Teaching Mario to play with himself: AI, machine learning, and Super Mario Bros.


One of the most challenging aspects of artificial intelligence is teaching the computer how to measure, understand, and react to the world around us. Actions that are second nature to a human must be painstakingly “taught” to a robot. A team at the University of Tubingen in Germany has created a project that turns the concept of a real-world robot AI on its head by tackling a different challenge: teaching Mario to play his own game.

The team has created a video that explains how the system works, step-by-step, but the high-level overview is that Mario’s various actions and responses can all be quantified as values. The AI appears to start with very basic information about how to navigate the world and where he is in relation to various other objects. The team also created a means of tracking Mario’s curiosity about the world (he explores his environment more when curious) and how much he focuses on collecting coins (represented by hunger).

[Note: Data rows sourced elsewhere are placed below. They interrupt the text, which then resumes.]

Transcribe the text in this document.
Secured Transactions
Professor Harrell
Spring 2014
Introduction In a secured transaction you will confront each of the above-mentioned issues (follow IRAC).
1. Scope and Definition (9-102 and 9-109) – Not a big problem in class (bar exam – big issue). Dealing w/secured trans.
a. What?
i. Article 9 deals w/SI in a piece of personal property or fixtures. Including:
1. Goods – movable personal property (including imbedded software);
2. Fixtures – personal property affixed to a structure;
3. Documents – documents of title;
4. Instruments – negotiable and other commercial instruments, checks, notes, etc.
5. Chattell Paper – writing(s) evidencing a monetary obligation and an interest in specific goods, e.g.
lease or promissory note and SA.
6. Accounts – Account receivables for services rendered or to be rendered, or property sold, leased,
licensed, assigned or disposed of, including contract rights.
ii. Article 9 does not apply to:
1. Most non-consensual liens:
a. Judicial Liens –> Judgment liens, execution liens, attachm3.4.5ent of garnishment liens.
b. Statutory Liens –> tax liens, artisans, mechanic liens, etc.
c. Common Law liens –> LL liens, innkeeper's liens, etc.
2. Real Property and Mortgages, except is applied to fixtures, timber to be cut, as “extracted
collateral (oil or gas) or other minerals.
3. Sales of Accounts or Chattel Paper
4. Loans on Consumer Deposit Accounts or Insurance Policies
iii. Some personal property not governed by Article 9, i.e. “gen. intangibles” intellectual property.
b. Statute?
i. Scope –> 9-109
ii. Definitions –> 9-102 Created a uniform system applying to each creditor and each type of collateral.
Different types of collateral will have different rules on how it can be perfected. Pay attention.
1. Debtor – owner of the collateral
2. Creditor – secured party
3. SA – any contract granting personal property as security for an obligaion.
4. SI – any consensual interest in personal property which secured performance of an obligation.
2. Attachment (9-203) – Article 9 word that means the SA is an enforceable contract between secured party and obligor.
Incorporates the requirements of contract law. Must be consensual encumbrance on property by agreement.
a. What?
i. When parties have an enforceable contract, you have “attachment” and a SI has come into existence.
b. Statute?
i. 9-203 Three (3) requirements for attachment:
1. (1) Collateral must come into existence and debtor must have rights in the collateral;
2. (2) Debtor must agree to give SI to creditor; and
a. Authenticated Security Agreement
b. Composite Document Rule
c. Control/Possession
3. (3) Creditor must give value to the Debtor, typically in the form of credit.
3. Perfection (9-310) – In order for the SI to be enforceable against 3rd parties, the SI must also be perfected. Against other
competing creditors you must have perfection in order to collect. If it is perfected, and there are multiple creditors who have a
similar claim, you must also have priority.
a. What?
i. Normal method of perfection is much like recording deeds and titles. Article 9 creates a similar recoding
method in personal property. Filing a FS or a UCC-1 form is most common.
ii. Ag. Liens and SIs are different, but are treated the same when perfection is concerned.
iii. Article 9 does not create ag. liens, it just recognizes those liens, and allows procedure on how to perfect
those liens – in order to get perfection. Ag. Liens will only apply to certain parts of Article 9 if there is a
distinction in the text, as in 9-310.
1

As it encounters enemies, the AI notes their existence. When queried with “What do you know about Goomba?” Mario responds with “I do not know anything about it” After experimental interactions, Mario learns that he can jump or land on Goomba, and that Goomba dies when he does so.



This, then, is translated back into human speech: “If I jump on Goomba, then he certainly dies.” (This last may be an artifact of German-English translation and sentence structure). Mario learns how to navigate his environment, how to jump to higher areas to reach inaccessible locations, and how to trigger question blocks to grab power ups or other useful items. The AI has different rules for whether Mario is small or big and his behavior can vary depending on whether he’s got a fire flower or just a mushroom.



Mario has an idea about how the world works — the first time he successfully jumps on Goomba, he says “If I jump on Goomba, it maybe dies.” He then tests this hypothesis on future Goombas, comparing the expected outcome with the actual result.

Mario doesn’t use scripted responses — he responds to syntax and understands a vast array of words and phrases. He can be told things “If you jump on Goomba, Goomba dies,” or he can learn them on his own.


Humans, of course, apply these principles of learning and communication thousands of times a day, but we learn them when we’re infants. Teaching Mario that jumping on a Goomba will kill it is a fascinating example of AI, particularly since Mario simultaneously learns that jumping into a Goomba will hurt or kill himself.

Projects like this might one day be a useful step in training more advanced artificial intelligences rules about how to interact with humans. A properly constructed game could teach an AI the most basic rules of interacting with its environment first, then introduce more complex concepts and ideas as the game ran on. The best games already use these sorts of rules; many games will fold a basic tutorial on movement, attacks, and various player capabilities into the game itself, revealing these options as the game progresses and unlocking new abilities as the player demonstrates mastery of previous concepts.



If players can learn these rules within the relatively fixed and simple game environment, AIs may be able to learn them as well. The dangers and risks of AI have been explored a great deal of late, with multiple scientists calling for caution in our continuing research. Teaching Mario to play his own game seems relatively tame compared to the risk of societal upset and autonomous security drones.